Self-Injury Videos on YouTube

March 29th, 2011 | Sources: LA Times, MedPageToday, Pediatrics

Millions of people watch YouTube videos depicting teens injuring and cutting themselves, according to a new study. The authors conclude that the videos may serve to legitimize the behaviors as acceptable, even normal.

To assess the scope and accessibility of self-injury videos on the Internet, Stephen Lewis of the University of Guelph, and colleagues searched YouTube for keywords like “self-harm,” and “self-injury.”

They found that the top 100 most frequently viewed videos were watched more than 2.3 million times. Ninety-five percent of the viewers were female.
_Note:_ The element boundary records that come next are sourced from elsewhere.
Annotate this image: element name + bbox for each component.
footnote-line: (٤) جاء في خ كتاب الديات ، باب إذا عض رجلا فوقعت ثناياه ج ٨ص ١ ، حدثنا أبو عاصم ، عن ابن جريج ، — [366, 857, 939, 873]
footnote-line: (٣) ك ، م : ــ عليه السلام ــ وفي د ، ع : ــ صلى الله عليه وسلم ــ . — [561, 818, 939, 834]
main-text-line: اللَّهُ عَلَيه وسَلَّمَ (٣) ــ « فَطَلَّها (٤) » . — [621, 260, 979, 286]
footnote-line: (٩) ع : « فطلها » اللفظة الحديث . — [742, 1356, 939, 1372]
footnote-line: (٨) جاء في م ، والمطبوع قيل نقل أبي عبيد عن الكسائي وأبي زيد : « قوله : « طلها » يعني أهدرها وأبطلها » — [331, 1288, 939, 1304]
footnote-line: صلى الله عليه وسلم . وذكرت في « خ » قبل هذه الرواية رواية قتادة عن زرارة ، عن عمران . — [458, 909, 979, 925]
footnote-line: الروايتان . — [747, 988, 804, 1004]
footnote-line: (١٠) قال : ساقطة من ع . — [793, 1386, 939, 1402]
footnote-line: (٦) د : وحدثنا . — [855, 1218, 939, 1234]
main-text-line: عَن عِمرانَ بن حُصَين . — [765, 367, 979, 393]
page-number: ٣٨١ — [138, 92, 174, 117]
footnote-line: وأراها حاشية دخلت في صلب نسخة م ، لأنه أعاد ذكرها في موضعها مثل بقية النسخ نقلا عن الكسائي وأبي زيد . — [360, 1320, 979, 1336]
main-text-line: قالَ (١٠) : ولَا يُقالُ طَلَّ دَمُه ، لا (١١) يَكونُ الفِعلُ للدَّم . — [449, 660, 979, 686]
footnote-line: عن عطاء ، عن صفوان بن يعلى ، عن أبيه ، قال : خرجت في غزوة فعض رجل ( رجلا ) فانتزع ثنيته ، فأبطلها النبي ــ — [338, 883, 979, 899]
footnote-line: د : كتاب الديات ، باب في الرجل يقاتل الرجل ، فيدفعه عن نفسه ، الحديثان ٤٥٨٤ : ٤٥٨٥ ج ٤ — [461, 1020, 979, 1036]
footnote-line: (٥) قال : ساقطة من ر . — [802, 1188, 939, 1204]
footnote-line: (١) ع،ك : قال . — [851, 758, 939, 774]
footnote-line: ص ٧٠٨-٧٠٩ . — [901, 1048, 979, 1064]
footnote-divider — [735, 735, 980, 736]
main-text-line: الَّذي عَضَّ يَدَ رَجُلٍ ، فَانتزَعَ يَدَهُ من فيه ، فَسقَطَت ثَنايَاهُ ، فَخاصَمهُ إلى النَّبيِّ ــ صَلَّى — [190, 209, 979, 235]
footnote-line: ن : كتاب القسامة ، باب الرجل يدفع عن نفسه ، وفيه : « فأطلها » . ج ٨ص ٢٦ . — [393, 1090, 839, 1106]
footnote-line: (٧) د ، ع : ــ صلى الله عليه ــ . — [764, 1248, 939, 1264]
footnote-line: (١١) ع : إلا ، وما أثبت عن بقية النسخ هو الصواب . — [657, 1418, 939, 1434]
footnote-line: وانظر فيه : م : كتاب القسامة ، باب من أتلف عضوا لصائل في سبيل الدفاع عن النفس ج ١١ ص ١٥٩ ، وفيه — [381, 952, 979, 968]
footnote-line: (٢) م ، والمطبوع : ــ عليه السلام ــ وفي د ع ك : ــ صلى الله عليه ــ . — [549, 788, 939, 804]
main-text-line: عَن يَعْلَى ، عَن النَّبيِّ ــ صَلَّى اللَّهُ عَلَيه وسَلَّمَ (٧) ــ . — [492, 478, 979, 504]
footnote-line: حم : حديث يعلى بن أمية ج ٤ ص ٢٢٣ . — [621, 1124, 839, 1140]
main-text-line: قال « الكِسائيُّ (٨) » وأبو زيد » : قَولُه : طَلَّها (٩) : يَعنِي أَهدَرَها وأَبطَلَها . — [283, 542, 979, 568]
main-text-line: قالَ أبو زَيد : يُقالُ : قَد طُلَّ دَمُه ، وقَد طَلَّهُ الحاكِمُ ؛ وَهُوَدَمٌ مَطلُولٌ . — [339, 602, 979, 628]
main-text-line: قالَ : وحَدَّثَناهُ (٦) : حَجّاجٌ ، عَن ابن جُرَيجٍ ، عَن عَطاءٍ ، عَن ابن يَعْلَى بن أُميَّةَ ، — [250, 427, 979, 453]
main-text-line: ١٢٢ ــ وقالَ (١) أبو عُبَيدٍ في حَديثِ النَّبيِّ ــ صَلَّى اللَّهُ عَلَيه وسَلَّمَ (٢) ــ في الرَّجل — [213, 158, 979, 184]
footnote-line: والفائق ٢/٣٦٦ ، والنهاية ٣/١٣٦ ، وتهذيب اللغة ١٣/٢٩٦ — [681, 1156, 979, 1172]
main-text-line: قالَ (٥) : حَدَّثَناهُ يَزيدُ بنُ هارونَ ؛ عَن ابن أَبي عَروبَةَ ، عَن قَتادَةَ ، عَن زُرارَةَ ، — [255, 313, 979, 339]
Their average age was 25, although Lewis’ group suspects their actual average age was lower, since some YouTube viewers provide restricted content only to older viewers.

Typically, the videos contained graphic images of cutting, embedding and burning. Many of the videos contained statements of despair or images of sad or crying people. About 42% of the videos neither encouraged nor discouraged self-injury. An additional 26% denounced the behavior, while 23% gave a mixed message and 7% actually encouraged people to perform the depicted behavior.

Most of the videos contained no warnings or viewing restrictions. Viewers tended to rate these videos highly (an average score of 4.61 out of 5). Self-harm videos were identified as “favorites” over 12,000 times.

“Nonsuicidal self-injury videos on YouTube may foster normalization of nonsuicidal self-injury and may reinforce the behavior through regular viewing,” wrote the authors. “This may have triggering-like consequences for those who have enacted nonsuicidal self-injury repetitively and for youth who have just started to self-injure and who may come across these videos.”

Scientists have reported elsewhere that the incidence of nonsuicidal self-injury is between 14-24% among children, teens, and young adults. Six to seven percent of adolescents say they do it regularly. The behavior is thought to be a risk factor for maladaptive socialization and various psychiatric illnesses. Although the behavior isn’t intended to be suicidal, scientists believe that the distress it provokes can trigger suicidal ideation or suicide. And of course, the behavior can lead to accidental suicides as well.